‘2 of 3 ‘docs’ in rural India have no formal medical degrees’
NEW DELHI : At least two of every three “doctors” in rural parts of India are informal providers of care, with no qualifications in modern system of medicine, according to India’s first comprehensive assessment of public and private health care availability and quality, as measured by their medical knowledge.
Although 75% of villages have at least one health care provider and a village on average has three primary health providers, 86% of them are private “doctors” and 68% have no formal medical training, found a survey of 1,519 villages across 19 states in 2009 by researchers from the Centre for Policy Research (CPR) in New Delhi.
The study by the Centre for Policy Research has been published in the Social Science and Medicine journal.
The Centre for Policy Research study found that formal qualifications were not a predictor of quality-the medical knowledge of informal providers in Tamil Nadu and Karnataka was higher than that of trained doctors in Bihar and Uttar Pradesh.
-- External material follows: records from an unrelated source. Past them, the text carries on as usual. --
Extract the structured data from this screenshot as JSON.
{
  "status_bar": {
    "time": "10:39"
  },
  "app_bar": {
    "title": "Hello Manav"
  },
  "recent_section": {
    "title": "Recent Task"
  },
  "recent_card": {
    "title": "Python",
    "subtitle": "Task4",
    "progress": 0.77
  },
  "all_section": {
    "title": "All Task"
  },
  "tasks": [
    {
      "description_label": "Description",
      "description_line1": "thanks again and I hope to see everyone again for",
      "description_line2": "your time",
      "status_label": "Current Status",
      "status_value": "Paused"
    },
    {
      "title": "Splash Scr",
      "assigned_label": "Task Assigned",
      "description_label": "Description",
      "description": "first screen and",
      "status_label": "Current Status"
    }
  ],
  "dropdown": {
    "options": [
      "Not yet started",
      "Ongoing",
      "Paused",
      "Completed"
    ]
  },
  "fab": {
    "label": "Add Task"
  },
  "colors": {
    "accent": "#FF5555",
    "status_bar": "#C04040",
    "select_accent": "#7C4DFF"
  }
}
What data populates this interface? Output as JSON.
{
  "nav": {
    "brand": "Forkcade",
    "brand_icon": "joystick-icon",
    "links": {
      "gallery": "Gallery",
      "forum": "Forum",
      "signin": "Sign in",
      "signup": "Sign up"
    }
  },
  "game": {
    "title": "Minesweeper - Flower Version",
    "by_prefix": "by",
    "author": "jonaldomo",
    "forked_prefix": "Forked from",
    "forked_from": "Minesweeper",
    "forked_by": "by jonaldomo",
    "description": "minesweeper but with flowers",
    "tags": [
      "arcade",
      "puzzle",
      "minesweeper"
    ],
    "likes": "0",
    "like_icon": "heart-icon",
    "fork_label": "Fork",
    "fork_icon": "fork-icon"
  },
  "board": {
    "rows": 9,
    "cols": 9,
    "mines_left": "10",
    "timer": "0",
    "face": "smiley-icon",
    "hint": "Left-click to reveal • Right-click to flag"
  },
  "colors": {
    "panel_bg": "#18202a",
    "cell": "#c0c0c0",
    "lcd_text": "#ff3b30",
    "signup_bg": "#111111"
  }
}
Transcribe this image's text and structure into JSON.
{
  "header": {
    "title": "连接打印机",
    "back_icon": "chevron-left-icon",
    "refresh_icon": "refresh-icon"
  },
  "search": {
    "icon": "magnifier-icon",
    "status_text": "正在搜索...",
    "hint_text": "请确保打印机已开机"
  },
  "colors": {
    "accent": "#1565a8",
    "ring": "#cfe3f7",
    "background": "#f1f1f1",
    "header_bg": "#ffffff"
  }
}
“Public health clinics and/or MBBS doctors are so few and far between that they are just not an option for most villagers. I knew that this was true of places that I had worked in (Madhya Pradesh and West Bengal), but had not realised that this generalised to almost every state, except Kerala,” said lead author Jishnu Das, professor at Mccourt School of Public Policy and the Walsh School of Foreign Service, Georgetown University, US, on email.
“Any strategy that does not account for the fact that most of our primary care is delivered by these providers cannot work at this moment,” said Das, who led the study called, ‘Two Indias: The structure of primary health care markets in rural Indian villages with implications for policy’.
The study found no correlation between the availability of care providers and health indicators such as child mortality, which shows that though villagers can choose from multiple providers, they still do not get quality care.